Abstract Paintings Help Transcend the Limits of Normal Language
Abstract paintings are compelling. Many people find that whether they love or hate them, they cannot help but be drawn to them, to engage with them, and to have to contend emotionally with them. An abstraction is a unique concept. It sort of tinkers with our brains, spirits, and emotions in fundamental ways. It takes our minds and pulls, twists, and prods at them in subtle ways that sometimes have surprisingly not-so-subtle results. It is not uncommon for an observer of a certain art piece to literally feel so moved by the experience that they either laugh or cry. I have felt both, and am equally amazed and delighted by the experience. On the surface, abstractions on canvas are just that, something on canvas. There is nothing active or moving. It is, after all, just color and shape and texture applied to a surface.
Where the magic begins is when we begin to feel the impact that such things have on our own individual psyche. We start to recognize how the colors and shapes transcend our normal linguistic reliance, and how those things inform our selves in ways that the normal language simply fails to do. This is an elusive reality that makes it somewhat difficult to understand exactly what is going on because the use of words can only hope to merely sneak up on meanings that are really felt more than thought. It’s not a phenomenon that is entirely foreign.
If, for example, you encountered someone who had never tasted a banana before and they see you eating one and ask you what it tastes like, you would struggle to find the right words to adequately describe the banana flavor. You might make reference to other things that it sort of tastes like, but you would be hard-pressed to fully describe the banana flavor. The person would have to take a bite and make their own connection with the experience. True, the banana flavor is there whether they experience it or not, but it is not something that is easily described with language. Sometimes this aspect of our language goes overlooked, and when this limit is applied to our experience with abstract paintings we can then start to appreciate their real power.
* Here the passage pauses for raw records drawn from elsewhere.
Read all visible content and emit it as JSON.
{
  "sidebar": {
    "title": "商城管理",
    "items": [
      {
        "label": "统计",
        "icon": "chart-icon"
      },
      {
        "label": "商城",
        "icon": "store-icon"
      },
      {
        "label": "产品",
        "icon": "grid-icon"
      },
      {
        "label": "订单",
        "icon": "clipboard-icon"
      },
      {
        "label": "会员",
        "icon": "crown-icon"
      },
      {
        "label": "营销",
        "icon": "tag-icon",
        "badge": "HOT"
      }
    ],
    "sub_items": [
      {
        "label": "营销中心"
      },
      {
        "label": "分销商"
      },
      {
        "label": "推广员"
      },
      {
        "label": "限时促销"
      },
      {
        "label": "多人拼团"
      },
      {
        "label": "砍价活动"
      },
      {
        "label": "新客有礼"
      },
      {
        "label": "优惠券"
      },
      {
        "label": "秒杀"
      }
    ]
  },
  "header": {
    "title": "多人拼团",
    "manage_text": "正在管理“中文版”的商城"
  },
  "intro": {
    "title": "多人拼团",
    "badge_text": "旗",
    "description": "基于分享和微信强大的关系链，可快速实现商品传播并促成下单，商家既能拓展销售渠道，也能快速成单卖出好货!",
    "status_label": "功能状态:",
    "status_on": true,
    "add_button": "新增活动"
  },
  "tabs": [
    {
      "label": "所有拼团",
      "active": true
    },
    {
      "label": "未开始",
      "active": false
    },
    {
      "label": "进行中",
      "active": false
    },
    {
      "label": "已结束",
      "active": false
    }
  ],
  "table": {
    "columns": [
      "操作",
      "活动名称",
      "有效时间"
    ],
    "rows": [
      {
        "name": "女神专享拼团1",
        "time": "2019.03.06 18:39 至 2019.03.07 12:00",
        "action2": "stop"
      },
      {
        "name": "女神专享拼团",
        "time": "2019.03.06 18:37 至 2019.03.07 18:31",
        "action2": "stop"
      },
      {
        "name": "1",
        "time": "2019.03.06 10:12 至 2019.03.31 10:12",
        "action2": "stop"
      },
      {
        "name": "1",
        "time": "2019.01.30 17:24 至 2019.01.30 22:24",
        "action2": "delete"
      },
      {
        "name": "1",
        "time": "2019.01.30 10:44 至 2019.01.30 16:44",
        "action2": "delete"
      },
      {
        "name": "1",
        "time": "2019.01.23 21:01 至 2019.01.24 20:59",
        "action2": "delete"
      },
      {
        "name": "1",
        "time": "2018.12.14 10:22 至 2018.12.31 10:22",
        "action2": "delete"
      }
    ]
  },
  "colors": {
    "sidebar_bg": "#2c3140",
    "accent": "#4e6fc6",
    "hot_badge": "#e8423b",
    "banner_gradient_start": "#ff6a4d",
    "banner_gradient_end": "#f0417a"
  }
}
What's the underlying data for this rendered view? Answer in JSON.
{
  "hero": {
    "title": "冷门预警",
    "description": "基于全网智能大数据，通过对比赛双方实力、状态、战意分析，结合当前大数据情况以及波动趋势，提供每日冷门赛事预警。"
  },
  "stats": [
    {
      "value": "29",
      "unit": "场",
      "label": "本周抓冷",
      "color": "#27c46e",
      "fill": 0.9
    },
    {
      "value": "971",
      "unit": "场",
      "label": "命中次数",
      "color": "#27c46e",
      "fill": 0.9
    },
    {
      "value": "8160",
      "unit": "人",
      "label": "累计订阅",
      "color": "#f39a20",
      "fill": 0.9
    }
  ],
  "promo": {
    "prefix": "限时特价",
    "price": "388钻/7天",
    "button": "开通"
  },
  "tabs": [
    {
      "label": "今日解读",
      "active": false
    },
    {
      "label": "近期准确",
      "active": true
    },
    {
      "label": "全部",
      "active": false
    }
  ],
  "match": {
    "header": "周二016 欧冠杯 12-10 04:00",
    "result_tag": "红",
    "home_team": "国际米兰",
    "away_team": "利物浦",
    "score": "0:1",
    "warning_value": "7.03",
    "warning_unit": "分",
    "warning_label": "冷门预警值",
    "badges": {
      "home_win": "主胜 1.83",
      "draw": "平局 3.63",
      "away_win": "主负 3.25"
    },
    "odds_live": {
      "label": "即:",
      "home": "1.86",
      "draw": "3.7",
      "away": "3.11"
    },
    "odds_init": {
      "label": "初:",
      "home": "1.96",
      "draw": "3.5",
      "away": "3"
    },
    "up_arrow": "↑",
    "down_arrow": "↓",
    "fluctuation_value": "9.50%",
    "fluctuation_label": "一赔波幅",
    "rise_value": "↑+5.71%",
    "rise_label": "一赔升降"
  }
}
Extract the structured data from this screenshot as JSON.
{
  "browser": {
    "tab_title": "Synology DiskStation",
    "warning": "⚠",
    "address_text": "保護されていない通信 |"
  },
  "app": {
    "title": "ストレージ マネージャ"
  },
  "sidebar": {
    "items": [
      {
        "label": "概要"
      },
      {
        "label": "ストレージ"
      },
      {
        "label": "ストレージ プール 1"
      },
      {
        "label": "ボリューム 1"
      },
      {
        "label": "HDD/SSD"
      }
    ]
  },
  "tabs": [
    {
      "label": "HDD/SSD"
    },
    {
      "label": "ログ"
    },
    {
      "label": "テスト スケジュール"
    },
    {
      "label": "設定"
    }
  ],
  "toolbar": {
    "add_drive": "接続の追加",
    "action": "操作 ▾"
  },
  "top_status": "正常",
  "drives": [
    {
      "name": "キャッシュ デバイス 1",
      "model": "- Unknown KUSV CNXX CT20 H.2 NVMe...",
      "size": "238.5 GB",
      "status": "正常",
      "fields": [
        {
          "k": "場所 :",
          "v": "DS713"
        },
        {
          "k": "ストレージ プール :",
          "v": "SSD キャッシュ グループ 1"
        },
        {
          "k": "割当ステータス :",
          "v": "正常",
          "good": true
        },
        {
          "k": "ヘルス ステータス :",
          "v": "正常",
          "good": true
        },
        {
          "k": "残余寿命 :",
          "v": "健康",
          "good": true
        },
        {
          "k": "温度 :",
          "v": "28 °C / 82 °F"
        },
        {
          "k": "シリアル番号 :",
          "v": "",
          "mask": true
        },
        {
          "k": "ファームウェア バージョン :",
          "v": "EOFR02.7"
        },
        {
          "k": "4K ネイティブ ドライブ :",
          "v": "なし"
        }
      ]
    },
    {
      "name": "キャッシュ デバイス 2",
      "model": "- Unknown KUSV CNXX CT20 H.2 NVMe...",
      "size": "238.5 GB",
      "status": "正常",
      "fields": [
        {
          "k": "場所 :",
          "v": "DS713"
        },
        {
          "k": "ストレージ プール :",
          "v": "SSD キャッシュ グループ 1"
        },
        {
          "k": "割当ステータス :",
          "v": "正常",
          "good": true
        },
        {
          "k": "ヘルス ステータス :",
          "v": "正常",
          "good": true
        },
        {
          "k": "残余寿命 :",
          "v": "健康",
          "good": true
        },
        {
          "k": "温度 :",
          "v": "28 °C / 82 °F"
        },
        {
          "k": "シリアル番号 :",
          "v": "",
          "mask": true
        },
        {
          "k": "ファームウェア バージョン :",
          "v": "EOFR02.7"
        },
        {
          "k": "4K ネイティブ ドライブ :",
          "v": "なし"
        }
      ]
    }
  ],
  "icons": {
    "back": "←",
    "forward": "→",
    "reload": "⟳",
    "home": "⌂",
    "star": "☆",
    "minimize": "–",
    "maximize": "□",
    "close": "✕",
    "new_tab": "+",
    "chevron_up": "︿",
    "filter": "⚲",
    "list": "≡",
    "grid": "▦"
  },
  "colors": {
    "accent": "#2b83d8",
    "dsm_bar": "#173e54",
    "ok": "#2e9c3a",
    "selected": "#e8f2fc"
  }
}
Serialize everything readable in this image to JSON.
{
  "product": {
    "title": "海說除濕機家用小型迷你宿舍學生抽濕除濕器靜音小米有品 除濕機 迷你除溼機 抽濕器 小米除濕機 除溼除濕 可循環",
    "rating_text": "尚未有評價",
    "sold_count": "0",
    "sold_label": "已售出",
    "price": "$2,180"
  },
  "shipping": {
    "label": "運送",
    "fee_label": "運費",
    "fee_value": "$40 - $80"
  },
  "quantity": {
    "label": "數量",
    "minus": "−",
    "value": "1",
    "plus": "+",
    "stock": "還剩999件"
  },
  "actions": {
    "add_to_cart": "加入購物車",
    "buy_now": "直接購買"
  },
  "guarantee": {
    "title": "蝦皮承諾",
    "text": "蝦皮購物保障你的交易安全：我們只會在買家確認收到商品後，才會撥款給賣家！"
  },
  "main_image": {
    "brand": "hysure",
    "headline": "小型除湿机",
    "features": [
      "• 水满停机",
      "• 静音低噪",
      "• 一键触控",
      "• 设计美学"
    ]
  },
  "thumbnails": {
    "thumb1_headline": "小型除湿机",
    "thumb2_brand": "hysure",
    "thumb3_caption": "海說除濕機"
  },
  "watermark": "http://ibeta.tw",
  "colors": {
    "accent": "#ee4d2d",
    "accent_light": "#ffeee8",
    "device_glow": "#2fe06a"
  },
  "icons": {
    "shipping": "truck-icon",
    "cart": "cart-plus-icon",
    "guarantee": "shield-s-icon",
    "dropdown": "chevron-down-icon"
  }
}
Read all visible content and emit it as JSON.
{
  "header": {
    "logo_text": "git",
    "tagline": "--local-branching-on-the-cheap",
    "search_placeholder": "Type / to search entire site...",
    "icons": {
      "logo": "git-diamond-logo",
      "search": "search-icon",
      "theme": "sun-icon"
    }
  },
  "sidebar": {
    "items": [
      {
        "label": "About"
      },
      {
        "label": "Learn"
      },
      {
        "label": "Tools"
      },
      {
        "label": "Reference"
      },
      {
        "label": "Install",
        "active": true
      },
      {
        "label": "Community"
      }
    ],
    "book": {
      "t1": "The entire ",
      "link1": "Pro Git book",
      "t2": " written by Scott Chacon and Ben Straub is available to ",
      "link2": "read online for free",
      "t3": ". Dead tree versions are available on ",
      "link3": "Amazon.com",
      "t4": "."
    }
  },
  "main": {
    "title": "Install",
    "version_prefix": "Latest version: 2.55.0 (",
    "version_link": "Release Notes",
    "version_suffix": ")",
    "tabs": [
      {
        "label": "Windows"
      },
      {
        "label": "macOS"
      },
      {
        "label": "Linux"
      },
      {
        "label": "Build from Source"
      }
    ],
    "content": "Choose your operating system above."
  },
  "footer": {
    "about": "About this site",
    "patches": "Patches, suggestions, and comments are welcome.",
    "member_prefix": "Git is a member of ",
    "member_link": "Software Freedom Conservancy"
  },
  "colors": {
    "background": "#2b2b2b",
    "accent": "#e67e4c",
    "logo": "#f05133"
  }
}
Recently, I was visiting with artist Lea Kelley about one of her abstract paintings. As we stood there in the gallery looking at it, I quickly realized that the value of the experience was in the way I connected with the more primal aspects of the colors and shapes. This was without trying to put words to anything and was both humbling and sublime. The more I interacted with the painting, the more I recognized the transcendent nature of the experience.
As Kelley started to describe some of the processes she went through in creating the painting, I was impressed at the variety and depth of her own experiences that went into informing not only what she painted, but how she painted. Adding a shape or color here or there was much more deliberate and meaningful than I had imagined. I learned that colors and shapes help connect us with more global, or common, notions that all humans share. I learned that things like archetypes, numbers, common human values, and philosophy, all play into the way abstract paintings help us transcend our linguistic limits, but also how they connect us more as a community. I am thrilled to have been exposed to the wonderful world of the abstract and invite anyone to experience the same thing.